Purge plugin
The plugin purge delivers a new design for the Live Purge subsystem
Last updated
The plugin purge delivers a new design for the Live Purge subsystem
Last updated
The plugin purge delivers a new design for the INTELIE Live Purge subsystem. It improves the purge performance using batch operations supported by Live Storage Providers.
This document provides an overview of the new purge plugin and the features of the recently released 1.1.0 version. In addition, it compares the new plugin with the Live purge subsystem and describes the features planned for the upcoming version.
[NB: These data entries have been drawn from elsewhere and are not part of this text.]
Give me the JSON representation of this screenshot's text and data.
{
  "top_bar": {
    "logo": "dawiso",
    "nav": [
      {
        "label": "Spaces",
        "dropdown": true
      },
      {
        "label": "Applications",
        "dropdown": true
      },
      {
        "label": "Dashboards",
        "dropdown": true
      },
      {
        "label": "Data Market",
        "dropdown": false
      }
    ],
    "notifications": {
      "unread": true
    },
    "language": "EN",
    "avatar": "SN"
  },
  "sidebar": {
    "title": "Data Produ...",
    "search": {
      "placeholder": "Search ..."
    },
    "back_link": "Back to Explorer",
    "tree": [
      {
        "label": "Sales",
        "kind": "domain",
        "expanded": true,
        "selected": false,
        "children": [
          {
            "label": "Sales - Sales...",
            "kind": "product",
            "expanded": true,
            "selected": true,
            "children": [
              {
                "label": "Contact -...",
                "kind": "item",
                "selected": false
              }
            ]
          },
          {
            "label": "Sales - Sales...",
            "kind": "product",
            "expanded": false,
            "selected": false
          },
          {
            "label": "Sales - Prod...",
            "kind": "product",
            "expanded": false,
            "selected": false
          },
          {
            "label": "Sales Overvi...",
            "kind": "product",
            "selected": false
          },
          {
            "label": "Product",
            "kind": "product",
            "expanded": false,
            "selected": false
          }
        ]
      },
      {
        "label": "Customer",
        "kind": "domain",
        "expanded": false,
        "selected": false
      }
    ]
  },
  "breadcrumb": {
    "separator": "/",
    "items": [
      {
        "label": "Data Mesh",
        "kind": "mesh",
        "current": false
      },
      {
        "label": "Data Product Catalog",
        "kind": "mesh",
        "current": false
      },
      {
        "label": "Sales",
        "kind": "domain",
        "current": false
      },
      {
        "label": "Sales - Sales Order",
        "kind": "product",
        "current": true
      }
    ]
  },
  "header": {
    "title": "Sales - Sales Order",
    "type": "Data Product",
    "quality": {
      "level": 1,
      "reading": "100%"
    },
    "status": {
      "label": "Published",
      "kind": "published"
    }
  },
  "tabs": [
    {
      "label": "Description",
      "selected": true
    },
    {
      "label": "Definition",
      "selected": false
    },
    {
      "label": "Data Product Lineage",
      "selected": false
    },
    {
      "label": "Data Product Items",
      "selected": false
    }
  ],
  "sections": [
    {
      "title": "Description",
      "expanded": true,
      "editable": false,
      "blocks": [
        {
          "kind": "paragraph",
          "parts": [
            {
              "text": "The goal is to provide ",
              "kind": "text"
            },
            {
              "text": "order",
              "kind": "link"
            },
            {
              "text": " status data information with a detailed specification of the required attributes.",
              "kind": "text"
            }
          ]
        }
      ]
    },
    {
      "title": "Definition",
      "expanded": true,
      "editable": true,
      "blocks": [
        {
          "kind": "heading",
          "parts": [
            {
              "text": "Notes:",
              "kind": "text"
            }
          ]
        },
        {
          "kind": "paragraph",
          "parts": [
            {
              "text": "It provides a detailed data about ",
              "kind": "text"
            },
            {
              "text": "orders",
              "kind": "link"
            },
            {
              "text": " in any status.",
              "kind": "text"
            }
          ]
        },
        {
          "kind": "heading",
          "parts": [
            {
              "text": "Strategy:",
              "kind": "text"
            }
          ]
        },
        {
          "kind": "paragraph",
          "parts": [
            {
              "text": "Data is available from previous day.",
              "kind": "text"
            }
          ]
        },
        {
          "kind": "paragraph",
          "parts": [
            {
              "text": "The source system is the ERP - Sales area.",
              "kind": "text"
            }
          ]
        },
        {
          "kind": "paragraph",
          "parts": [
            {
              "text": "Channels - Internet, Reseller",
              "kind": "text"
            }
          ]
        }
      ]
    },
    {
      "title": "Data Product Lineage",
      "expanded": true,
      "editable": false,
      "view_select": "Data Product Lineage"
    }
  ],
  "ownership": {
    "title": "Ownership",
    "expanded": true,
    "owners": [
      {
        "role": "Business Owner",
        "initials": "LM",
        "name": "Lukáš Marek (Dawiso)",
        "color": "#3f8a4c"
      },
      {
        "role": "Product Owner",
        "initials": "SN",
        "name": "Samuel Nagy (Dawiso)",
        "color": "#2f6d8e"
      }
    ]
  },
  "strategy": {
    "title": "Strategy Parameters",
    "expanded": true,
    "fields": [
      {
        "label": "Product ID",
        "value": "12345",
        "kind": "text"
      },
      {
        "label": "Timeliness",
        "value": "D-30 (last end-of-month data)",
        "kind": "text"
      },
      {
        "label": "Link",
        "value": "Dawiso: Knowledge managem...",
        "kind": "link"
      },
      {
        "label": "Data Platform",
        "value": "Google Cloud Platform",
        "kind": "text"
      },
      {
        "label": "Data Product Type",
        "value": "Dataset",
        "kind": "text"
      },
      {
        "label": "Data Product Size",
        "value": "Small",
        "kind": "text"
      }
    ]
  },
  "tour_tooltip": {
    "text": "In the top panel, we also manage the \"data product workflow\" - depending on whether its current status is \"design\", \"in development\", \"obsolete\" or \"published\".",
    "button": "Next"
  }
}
Even though the purge plugin does not yet cover all features of the Live Purge subsystem, it improved the purge performance. In local tests, the purge executed three times faster using the new plugin compared with the current subsystem. There is no plan to remove the Live Purge subsystem, so it can still be used.
After installing the plugin, two new options will be available on the admin menu: Purge and Purge History. The rules are available on the Purge page.
The first time accessing this page, no rules will be configured and the following message will be shown. You just need to click on the button to create a new rule.
A rule has three configurations:
Event type: the type that will be purged; if you don't find it in the dropdown, you still can type and an "create" option will display;
Time range: the span or time interval to be purged, e.g., until 1 month ago, 2022-11-21 00:00 to 2022-11-30 23:59;
Recurrence: a rule can be executed only manually on this page (one-time), or it can be scheduled (recurrent) to execute both manually and automatically based on the configured cron, which we will cover later in this document.
After saving a rule, a list of rules will appear. In this list, a rule can be edited or deleted.
Once at least one rule is configured, two new buttons will be available:
Simulate: runs a simulation to estimate how many events would be deleted considering the configured rules;
Run purge: runs a real purge, deleting events based on the configured rules.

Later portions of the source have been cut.